Lalu, mengupayakan perikatan langsung dengan pihak ketiga apabila pekerjaan yang dibutuhkan dikerjakan secara seluruh/sebagian besar berasal dari pihak ketiga dan subsidiaries sebagai intermediary tidak memberikan added value terhadap pekerjaan.

Kemudian, mengupyakan penetapan keuntungan yang wajar dalam penggunaan subsidiares lain sebagai intermediary dalam kegiatan pengadaan/bisnis perusahaan apabila keberadaan subisdiares memberikan added value dalam pekerjaan.

Terakhir, BPK merekomendasikan kepada Direksi Telkom agar menyusun HPS yang didukung dengan rincian dan nilai barang/jasa pengadaan proses pengadaan serta dikalukulasikan secara keahlian berdasarkan data terkini yang wajar pada saat proses pengadaan akan dilakukan.

Menyoal itu, Direktur Utama (Dirut) PT Telkom, Ririek Adriansyah, pada 10 April 2023 silam menyatakan akan menindaklanjuti sesuai rekomendasi BPK RI dengan target waktu 30 September 2023. 

Namun saat dikonfirmasi Monitorindonesia.com pada Selasa (10/6/2025) soal apakah rekomendasi tersebut telah selesai ditindaklanjuti, Ririek tidak menjawab.

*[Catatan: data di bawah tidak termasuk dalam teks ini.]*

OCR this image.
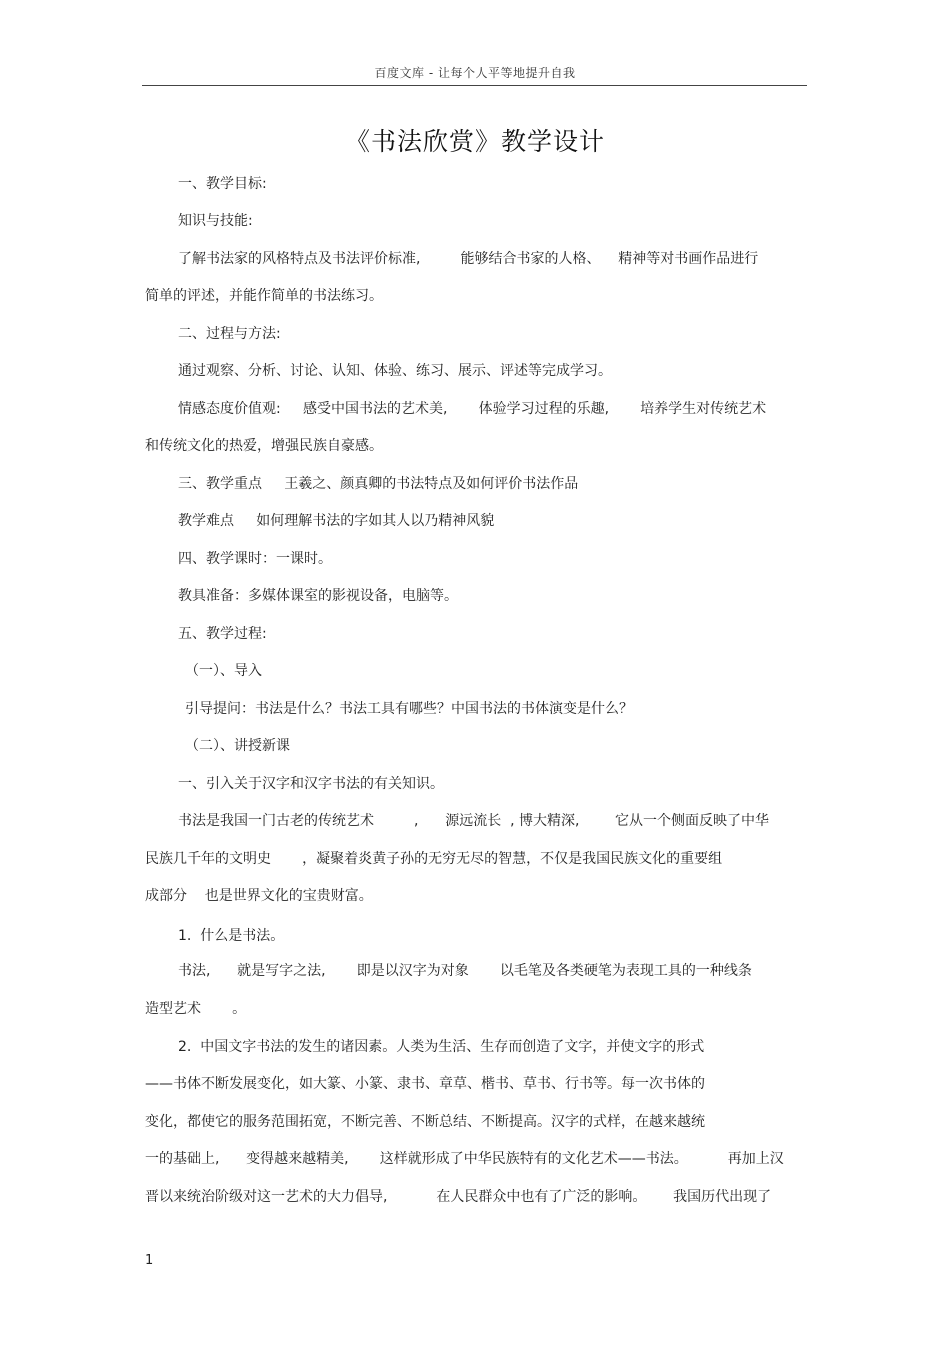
百度文库 - 让每个人平等地提升自我
《书法欣赏》教学设计
一、教学目标:
知识与技能:
了解书法家的风格特点及书法评价标准,         能够结合书家的人格、    精神等对书画作品进行
简单的评述，并能作简单的书法练习。
二、过程与方法:
通过观察、分析、讨论、认知、体验、练习、展示、评述等完成学习。
情感态度价值观:     感受中国书法的艺术美,       体验学习过程的乐趣,       培养学生对传统艺术
和传统文化的热爱，增强民族自豪感。
三、教学重点     王羲之、颜真卿的书法特点及如何评价书法作品
教学难点     如何理解书法的字如其人以乃精神风貌
四、教学课时：一课时。
教具准备：多媒体课室的影视设备，电脑等。
五、教学过程:
（一）、导入
引导提问：书法是什么？书法工具有哪些？中国书法的书体演变是什么？
（二）、讲授新课
一、引入关于汉字和汉字书法的有关知识。
书法是我国一门古老的传统艺术         ,      源远流长  , 博大精深,        它从一个侧面反映了中华
民族几千年的文明史       ，凝聚着炎黄子孙的无穷无尽的智慧，不仅是我国民族文化的重要组
成部分    也是世界文化的宝贵财富。
1.  什么是书法。
书法,      就是写字之法,       即是以汉字为对象       以毛笔及各类硬笔为表现工具的一种线条
造型艺术       。
2.  中国文字书法的发生的诸因素。人类为生活、生存而创造了文字，并使文字的形式
——书体不断发展变化，如大篆、小篆、隶书、章草、楷书、草书、行书等。每一次书体的
变化，都使它的服务范围拓宽，不断完善、不断总结、不断提高。汉字的式样，在越来越统
一的基础上,      变得越来越精美,       这样就形成了中华民族特有的文化艺术——书法。         再加上汉
晋以来统治阶级对这一艺术的大力倡导,           在人民群众中也有了广泛的影响。      我国历代出现了
1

Sementara Assistant Vice President External Communication PT Telkom Indonesia, Sabri Rasyid, menyatakan pihaknya akan selalu menindaklanjuti temuan dan rekomendasi BPK. "Yang pasti Telkom akan selalu menindaklajuti temuan dan rekomendasi BPK," kata Sabri kepada Monitorindonesia.com.